L’indagine congiunta potrebbe essere l’unica fonte ufficiale al mondo di informazioni sulle atrocità nel Tigray.

L’Etiopia ha cercato di limitare un’indagine sui diritti umani delle Nazioni Unite sulle atrocità commesse nella regione bloccata del Tigray, affermano le persone a conoscenza dell’indagine.
L’indagine congiunta dell’ufficio per i diritti umani delle Nazioni Unite e della Commissione etiope per i diritti umani (EHRC) creata dal governo potrebbe essere l’unica fonte ufficiale al mondo di informazioni sulle atrocità nella guerra contro le forze del Tigray iniziata nel novembre 2020.
Il governo nazionale del primo ministro Abiy Ahmed ha vietato agli organismi di controllo dei diritti umani, tra cui Human Rights Watch e Amnesty International, nonché ai media stranieri, di entrare nella regione assediata.

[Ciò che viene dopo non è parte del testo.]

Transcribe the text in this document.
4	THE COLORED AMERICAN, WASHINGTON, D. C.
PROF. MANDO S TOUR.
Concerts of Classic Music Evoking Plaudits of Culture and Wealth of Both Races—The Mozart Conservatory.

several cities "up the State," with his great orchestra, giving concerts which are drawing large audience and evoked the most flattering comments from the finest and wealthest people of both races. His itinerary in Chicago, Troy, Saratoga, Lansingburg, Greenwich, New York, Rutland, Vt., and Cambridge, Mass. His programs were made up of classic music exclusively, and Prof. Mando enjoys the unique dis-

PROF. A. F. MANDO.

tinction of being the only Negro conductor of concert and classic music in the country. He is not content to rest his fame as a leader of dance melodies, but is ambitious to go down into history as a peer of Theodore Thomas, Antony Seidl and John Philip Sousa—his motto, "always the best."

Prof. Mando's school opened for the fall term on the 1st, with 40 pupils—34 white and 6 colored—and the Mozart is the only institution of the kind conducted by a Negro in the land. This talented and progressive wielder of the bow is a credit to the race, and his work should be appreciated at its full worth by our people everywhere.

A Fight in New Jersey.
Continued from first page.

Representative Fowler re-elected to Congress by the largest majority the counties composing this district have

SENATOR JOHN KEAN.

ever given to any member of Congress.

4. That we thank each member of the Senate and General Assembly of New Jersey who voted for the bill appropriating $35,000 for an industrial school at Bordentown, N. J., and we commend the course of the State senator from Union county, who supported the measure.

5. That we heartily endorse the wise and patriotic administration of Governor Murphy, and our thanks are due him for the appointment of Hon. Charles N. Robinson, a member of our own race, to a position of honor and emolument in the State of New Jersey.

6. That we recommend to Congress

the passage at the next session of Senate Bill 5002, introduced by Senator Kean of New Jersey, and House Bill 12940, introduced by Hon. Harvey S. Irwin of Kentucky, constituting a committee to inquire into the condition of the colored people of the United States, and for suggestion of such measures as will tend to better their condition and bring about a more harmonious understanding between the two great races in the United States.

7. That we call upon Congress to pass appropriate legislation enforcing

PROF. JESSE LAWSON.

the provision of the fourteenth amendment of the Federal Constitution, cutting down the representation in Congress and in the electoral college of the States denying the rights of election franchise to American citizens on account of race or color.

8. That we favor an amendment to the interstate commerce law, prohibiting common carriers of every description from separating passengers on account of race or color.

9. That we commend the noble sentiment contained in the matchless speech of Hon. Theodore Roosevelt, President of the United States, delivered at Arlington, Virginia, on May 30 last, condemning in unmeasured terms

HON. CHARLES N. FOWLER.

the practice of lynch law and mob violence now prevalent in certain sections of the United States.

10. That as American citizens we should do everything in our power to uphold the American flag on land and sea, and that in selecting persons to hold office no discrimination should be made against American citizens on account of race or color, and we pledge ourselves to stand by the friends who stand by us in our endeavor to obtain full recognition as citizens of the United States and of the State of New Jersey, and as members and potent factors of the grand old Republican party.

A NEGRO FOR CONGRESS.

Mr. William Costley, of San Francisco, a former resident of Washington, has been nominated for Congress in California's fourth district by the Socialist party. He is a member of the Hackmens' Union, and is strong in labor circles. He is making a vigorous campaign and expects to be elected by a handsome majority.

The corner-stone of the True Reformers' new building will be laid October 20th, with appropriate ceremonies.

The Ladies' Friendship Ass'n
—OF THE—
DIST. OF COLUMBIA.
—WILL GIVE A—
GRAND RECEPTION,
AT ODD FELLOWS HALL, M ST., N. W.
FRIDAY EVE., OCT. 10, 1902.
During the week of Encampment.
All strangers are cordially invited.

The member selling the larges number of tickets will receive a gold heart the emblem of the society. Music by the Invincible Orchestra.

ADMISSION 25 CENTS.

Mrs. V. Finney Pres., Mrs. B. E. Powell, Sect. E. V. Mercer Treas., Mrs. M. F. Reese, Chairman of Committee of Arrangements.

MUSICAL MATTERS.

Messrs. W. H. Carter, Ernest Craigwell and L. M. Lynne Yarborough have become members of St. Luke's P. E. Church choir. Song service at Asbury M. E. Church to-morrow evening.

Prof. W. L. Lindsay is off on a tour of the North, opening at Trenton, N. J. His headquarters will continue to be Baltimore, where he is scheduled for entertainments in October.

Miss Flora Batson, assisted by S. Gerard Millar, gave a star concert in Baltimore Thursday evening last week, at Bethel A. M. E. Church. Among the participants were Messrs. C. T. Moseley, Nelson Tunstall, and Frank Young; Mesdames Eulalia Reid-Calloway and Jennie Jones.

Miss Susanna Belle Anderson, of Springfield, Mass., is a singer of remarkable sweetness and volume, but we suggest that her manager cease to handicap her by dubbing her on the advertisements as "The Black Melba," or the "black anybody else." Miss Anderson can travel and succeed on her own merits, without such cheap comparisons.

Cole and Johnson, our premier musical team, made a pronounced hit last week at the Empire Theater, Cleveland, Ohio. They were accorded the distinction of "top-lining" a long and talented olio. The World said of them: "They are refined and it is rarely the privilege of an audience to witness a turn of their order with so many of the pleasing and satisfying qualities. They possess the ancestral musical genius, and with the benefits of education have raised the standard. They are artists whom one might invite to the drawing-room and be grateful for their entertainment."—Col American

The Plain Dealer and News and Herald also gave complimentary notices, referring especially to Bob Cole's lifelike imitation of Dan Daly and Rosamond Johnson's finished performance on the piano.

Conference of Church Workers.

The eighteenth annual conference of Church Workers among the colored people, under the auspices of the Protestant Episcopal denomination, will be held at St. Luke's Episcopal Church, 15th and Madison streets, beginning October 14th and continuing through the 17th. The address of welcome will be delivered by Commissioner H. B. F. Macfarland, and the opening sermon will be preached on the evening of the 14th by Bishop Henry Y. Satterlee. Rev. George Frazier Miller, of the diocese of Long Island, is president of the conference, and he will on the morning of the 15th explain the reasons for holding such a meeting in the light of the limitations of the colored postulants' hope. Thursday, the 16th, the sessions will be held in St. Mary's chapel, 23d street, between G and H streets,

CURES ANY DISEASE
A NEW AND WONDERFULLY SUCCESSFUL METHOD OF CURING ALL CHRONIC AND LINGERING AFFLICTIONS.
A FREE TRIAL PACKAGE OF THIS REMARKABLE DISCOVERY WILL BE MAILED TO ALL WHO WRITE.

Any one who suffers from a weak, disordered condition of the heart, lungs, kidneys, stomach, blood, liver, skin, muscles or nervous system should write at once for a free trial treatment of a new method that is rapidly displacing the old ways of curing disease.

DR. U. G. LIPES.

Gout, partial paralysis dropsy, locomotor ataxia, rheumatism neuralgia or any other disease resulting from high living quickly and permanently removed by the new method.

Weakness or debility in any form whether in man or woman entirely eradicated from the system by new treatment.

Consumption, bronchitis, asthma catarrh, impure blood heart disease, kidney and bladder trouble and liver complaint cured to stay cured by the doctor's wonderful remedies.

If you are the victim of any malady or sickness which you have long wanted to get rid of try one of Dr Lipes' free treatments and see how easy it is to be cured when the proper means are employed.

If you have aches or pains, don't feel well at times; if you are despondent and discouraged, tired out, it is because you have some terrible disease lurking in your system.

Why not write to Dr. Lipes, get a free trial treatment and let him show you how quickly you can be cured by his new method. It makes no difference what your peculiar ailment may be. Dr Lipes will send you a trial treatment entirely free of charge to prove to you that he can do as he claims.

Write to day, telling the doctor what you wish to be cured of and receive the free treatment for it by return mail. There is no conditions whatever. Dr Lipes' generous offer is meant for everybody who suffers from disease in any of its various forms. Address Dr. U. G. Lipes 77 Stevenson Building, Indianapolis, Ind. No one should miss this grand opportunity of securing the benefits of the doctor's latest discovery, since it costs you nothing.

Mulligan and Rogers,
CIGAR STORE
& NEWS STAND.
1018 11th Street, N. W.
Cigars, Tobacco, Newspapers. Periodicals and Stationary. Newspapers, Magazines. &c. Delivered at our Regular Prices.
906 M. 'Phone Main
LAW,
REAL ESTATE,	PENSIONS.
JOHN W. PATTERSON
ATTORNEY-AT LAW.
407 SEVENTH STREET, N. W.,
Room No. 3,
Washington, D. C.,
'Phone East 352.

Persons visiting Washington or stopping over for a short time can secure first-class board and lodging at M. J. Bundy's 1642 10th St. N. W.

L’ufficio delle Nazioni Unite per i diritti umani a Ginevra ha affermato che la sospensione da parte del governo dei voli e delle comunicazioni dal Tigray durante il periodo di indagine pianificato ha reso difficile l’accesso a luoghi chiave sia “dal punto di vista logistico che di sicurezza”.
L’accesso al Tigray era stato concesso a condizione che le Nazioni Unite accettassero di lavorare con l’EHRC. La presenza dell’agenzia governativa ha sollevato preoccupazioni nel Tigray, anche tra le autorità provvisorie del Tigray scelte dal governo etiope per gestire la regione.
L’ex capo di gabinetto dell’amministrazione del Tigray, Gebremeskel Kassa, ha respinto l’indagine in queste premesse. “Crediamo che questo sia uno strumento del governo”, ha detto dell’EHRC.
Persone vicine all’inchiesta che hanno parlato con l’agenzia di stampa The Associated Press a condizione di anonimato hanno affermato che il capo dell’EHRC, Daniel Bekele, ha sottovalutato alcune accuse secondo cui i combattenti della regione di Amhara del paese erano responsabili degli abusi nel Tigray, e ha invece premuto per evidenziare abusi da parte delle forze del Tigray.
Questa versione degli eventi era in contrasto con i resoconti dei testimoni che indicavano i soldati della vicina Eritrea, le forze etiopi e i combattenti della regione di Amhara come gli autori della maggior parte degli abusi.
Bekele ha respinto le accuse affermando che i tentativi di influenzare le indagini provenivano da “molte direzioni” in un ambiente così polarizzato. Ha aggiunto che la commissione ha sottolineato “seri indizi che tutte le parti coinvolte nel conflitto hanno commesso atrocità”.
L’indagine non ha avuto il sostegno delle autorità del Tigray che amministrano la regione da quando le forze del Tigray hanno ripreso gran parte dell’area a giugno.
A settembre, il governo etiope ha espulso il funzionario delle Nazioni Unite per i diritti umani Sonny Onyegbula. Deve ancora fornire i motivi legali per la decisione.
“Non possiamo accettare l’accusa che il nostro membro del personale… si stesse intromettendo negli affari interni dell’Etiopia”, ha affermato l’ONU.
Altri sei funzionari delle Nazioni Unite sono stati dichiarati “persona non grata” insieme a Onyegbula e hanno ricevuto 72 ore per lasciare il Paese.
Il conflitto è stato caratterizzato da atrocità tra cui stupri di gruppo, espulsioni di massa, fame deliberata e migliaia di omicidi.
Gli investigatori non sono stati in grado di visitare la scena di molti presunti massacri nel Tigray, incluso il più mortale conosciuto nella città di Axum, dove i testimoni dicono che diverse centinaia di persone sono state uccise.